A criança partiu apressada, não por causa do desafio, mas porque se lembrou de que Zou Zhenghui ainda poderia ser útil. Não havia motivo para desperdiçar tal oportunidade, já que ele estava prestes a partir e não poderia esperar que o "recurso" crescesse mais.
"Um dia será o suficiente... São apenas três golpes? Espere só. Vou provar que você não é mais quem costumava ser. Talvez sua força seja grande, mas os tempos mudaram, Rei Demônio do Caos!" A professora tentou se encorajar. Como ela mesma disse, nada é invencível, muito menos um demônio que causou estragos há séculos.
...
O Rei Demônio do Caos era um homem de ação. Assim que tomou sua decisão, apareceu diante da casa de Guo Jia e começou a bater na porta com força.
"Quem é?" Guo Jia franziu a testa. Ele não pretendia atender, mas a frequência das batidas tornou-se tão urgente que parecia que a porta seria destruída, forçando-o a reagir. Afinal, a porta não era barata, e como ele alugava o imóvel, não teria como pagar pelo estrago.
"Sou eu!" A criança exibiu um sorriso amável. Embora tivesse agido de forma cruel antes, naquela época Guo Jia ainda não havia chegado, e ele sabia que aquele sorriso doce não enganaria um homem de meia-idade como ele.

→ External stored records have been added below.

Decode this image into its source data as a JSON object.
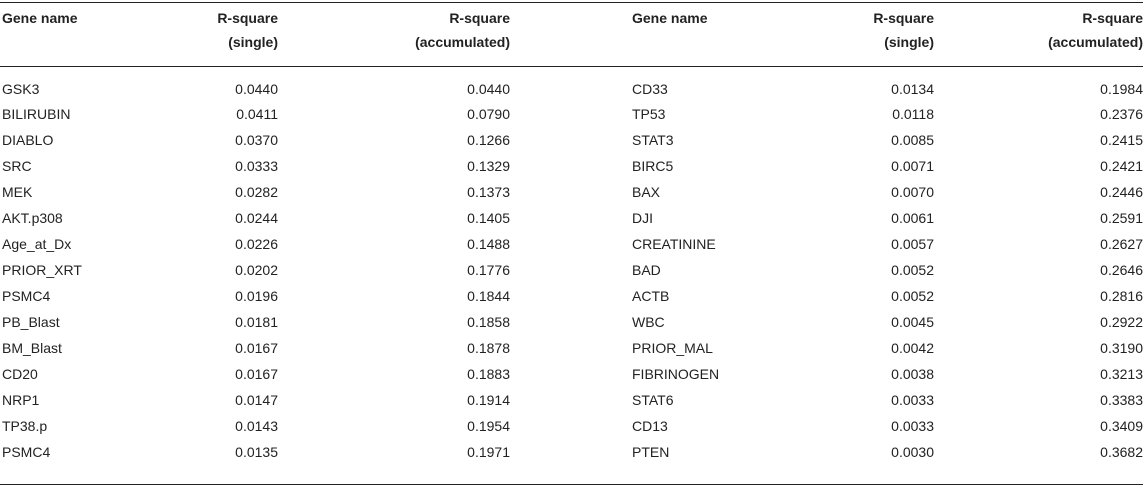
{
  "headers": {
    "gene_name": "Gene name",
    "single_line1": "R-square",
    "single_line2": "(single)",
    "accum_line1": "R-square",
    "accum_line2": "(accumulated)"
  },
  "left": [
    {
      "gene": "GSK3",
      "single": "0.0440",
      "accum": "0.0440"
    },
    {
      "gene": "BILIRUBIN",
      "single": "0.0411",
      "accum": "0.0790"
    },
    {
      "gene": "DIABLO",
      "single": "0.0370",
      "accum": "0.1266"
    },
    {
      "gene": "SRC",
      "single": "0.0333",
      "accum": "0.1329"
    },
    {
      "gene": "MEK",
      "single": "0.0282",
      "accum": "0.1373"
    },
    {
      "gene": "AKT.p308",
      "single": "0.0244",
      "accum": "0.1405"
    },
    {
      "gene": "Age_at_Dx",
      "single": "0.0226",
      "accum": "0.1488"
    },
    {
      "gene": "PRIOR_XRT",
      "single": "0.0202",
      "accum": "0.1776"
    },
    {
      "gene": "PSMC4",
      "single": "0.0196",
      "accum": "0.1844"
    },
    {
      "gene": "PB_Blast",
      "single": "0.0181",
      "accum": "0.1858"
    },
    {
      "gene": "BM_Blast",
      "single": "0.0167",
      "accum": "0.1878"
    },
    {
      "gene": "CD20",
      "single": "0.0167",
      "accum": "0.1883"
    },
    {
      "gene": "NRP1",
      "single": "0.0147",
      "accum": "0.1914"
    },
    {
      "gene": "TP38.p",
      "single": "0.0143",
      "accum": "0.1954"
    },
    {
      "gene": "PSMC4",
      "single": "0.0135",
      "accum": "0.1971"
    }
  ],
  "right": [
    {
      "gene": "CD33",
      "single": "0.0134",
      "accum": "0.1984"
    },
    {
      "gene": "TP53",
      "single": "0.0118",
      "accum": "0.2376"
    },
    {
      "gene": "STAT3",
      "single": "0.0085",
      "accum": "0.2415"
    },
    {
      "gene": "BIRC5",
      "single": "0.0071",
      "accum": "0.2421"
    },
    {
      "gene": "BAX",
      "single": "0.0070",
      "accum": "0.2446"
    },
    {
      "gene": "DJI",
      "single": "0.0061",
      "accum": "0.2591"
    },
    {
      "gene": "CREATININE",
      "single": "0.0057",
      "accum": "0.2627"
    },
    {
      "gene": "BAD",
      "single": "0.0052",
      "accum": "0.2646"
    },
    {
      "gene": "ACTB",
      "single": "0.0052",
      "accum": "0.2816"
    },
    {
      "gene": "WBC",
      "single": "0.0045",
      "accum": "0.2922"
    },
    {
      "gene": "PRIOR_MAL",
      "single": "0.0042",
      "accum": "0.3190"
    },
    {
      "gene": "FIBRINOGEN",
      "single": "0.0038",
      "accum": "0.3213"
    },
    {
      "gene": "STAT6",
      "single": "0.0033",
      "accum": "0.3383"
    },
    {
      "gene": "CD13",
      "single": "0.0033",
      "accum": "0.3409"
    },
    {
      "gene": "PTEN",
      "single": "0.0030",
      "accum": "0.3682"
    }
  ]
}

Assim que Guo Jia abriu a porta e viu a criança com uma expressão afável, ficou em alerta imediato, adotando uma postura defensiva e recuando. "Eu me escondi muito bem. Já tinha selado o local com o Bagua. Como você me encontrou?"

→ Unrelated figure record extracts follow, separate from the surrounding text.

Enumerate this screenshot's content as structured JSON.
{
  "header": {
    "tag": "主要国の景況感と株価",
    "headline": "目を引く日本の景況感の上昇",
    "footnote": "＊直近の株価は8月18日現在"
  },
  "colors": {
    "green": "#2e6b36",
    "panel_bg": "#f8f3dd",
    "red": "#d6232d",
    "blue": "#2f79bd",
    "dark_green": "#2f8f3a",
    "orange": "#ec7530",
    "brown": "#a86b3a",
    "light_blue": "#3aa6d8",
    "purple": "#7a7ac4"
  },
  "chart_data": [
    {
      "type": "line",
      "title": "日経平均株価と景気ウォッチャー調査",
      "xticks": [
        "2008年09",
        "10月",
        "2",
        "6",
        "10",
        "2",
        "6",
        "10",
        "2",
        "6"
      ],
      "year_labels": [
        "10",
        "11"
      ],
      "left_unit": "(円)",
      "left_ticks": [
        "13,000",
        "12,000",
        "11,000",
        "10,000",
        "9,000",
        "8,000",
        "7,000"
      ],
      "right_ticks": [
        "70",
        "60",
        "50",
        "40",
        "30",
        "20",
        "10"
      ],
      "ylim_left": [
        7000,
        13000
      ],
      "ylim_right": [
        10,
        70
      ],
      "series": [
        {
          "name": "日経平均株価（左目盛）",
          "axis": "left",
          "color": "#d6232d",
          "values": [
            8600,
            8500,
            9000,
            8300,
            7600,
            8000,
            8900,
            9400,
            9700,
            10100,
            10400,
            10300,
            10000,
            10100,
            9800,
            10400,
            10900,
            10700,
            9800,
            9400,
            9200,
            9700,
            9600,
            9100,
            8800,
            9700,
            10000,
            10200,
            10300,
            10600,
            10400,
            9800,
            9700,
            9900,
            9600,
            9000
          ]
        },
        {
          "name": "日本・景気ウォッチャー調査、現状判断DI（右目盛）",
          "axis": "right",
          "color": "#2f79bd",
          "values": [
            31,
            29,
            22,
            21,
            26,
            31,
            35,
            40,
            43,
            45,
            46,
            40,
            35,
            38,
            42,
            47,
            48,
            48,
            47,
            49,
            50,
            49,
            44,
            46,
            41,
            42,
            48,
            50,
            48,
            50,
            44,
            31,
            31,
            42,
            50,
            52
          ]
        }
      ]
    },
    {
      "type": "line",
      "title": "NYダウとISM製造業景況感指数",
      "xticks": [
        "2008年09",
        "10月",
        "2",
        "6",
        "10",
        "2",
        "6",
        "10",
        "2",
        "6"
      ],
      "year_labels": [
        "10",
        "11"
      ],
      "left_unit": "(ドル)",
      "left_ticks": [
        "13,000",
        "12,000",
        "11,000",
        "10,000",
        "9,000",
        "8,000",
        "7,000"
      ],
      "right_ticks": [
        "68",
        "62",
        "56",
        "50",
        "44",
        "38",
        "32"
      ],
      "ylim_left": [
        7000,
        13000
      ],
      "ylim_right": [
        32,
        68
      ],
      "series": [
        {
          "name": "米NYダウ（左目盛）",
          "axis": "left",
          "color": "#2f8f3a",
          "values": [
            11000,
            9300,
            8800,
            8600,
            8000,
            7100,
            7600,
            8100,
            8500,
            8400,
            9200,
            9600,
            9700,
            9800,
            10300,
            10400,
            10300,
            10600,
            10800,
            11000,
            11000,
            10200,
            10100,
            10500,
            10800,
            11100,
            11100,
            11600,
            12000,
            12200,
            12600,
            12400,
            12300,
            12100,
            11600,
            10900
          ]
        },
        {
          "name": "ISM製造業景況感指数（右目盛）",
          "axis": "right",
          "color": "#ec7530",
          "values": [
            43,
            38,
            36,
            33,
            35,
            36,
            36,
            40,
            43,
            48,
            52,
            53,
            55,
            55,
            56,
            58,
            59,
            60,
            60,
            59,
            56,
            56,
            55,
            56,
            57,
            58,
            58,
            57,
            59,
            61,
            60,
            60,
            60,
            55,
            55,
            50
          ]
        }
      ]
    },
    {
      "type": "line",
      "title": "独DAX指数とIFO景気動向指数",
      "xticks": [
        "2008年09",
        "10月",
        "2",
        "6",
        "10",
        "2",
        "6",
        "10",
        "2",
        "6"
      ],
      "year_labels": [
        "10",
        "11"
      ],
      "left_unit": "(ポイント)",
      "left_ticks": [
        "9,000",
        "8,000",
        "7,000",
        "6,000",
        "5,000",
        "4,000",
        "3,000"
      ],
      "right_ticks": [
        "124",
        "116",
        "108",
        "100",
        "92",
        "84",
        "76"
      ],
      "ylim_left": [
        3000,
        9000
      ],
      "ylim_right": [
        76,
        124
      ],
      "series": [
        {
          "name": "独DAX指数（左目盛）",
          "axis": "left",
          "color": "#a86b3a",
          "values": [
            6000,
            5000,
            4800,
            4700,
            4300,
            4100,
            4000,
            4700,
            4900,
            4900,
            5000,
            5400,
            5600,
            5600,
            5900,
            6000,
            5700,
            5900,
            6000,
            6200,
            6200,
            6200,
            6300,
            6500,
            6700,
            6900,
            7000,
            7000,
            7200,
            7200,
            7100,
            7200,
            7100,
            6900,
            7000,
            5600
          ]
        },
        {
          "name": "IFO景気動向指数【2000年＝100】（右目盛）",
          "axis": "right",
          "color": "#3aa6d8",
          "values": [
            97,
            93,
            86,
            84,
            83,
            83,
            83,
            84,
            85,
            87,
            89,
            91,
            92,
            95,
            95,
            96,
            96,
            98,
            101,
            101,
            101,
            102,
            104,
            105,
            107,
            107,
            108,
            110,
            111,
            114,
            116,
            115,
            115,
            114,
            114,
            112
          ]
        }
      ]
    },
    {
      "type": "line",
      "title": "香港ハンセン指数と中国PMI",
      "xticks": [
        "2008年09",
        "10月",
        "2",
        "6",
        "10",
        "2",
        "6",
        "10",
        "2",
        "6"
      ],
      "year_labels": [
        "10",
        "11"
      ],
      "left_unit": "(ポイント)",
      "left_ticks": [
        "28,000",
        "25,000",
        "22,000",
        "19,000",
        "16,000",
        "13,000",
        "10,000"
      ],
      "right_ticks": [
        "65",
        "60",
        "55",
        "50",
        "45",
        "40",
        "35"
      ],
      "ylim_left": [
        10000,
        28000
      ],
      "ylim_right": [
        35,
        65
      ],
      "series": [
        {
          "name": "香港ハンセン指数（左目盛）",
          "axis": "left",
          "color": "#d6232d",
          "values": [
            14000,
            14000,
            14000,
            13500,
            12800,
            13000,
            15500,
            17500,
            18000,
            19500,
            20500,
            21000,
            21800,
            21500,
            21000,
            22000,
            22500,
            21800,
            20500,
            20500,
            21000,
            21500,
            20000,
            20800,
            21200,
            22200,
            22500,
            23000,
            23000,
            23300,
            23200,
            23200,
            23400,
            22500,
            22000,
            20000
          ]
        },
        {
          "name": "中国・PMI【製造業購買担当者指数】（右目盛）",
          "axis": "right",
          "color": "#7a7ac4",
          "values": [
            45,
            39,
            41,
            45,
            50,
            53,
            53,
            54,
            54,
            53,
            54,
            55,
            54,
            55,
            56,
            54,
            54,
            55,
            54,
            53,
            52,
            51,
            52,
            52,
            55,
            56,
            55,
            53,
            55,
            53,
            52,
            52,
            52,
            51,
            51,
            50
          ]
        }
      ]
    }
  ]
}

Após falar, Guo Jia verificou a formação e percebeu que ela operava perfeitamente. Isso era estranho. A possibilidade de a criança ter descoberto uma falha era quase nula, já que a probabilidade de entrar por aquela brecha era de uma em mil.
"Não tente entender. Esta casa é minha. Como eu não saberia a estrutura e a localização exata de tudo aqui? As formações que você comprou são apenas para atrair olhares, um esforço inútil. Se formos contar, talvez seu conhecimento sobre esta casa não chegue nem à metade do meu. Este local foi originalmente estabelecido como um arsenal e reserva de recursos estratégicos. Mesmo agora, contém uma vasta quantidade de armamento. Se tudo for detonado, nem você, nem eu, seremos capazes de escapar."
A criança falou com confiança. Era o legado que ele acumulou por anos. Se Guo Jia visse tudo aquilo com os próprios olhos, sua mandíbula cairia de espanto.
"Devo entender isso como uma ameaça?" Guo Jia ficou ainda mais tenso, pensando que a criança pretendia explodir tudo se ele não obedecesse. Ele não se importava consigo mesmo, mas Zou Zhenghui estava ali dentro. Se o mestre morresse, o estrategista seria afetado — no melhor dos casos, vomitaria sangue ou desmaiaria; no pior, morreria instantaneamente. Era por isso que ninguém ousava vincular-se a um mestre levianamente.
"Não, por que pensaria assim? Estou apenas exibindo minhas conquistas passadas. E não vim aqui para procurar você." A criança riu com desdém e respondeu calmamente. Ele ainda precisava daquelas armas; não as desperdiçaria tão facilmente. Quanto a ameaçar pessoas, ele achava que não tinha utilidade prática.
"Não veio me procurar? Então por que veio? Veio apenas para recuperar suas armas preciosas? Se for isso, não tenho objeções. Afinal, pertencem a você, e não tenho interesse em tomá-las." Guo Jia disse, mas não abriu caminho, pois sabia que Zou Zhenghui ainda estava lá dentro.
"Não, não, não. Você sabe muito bem quem eu vim procurar."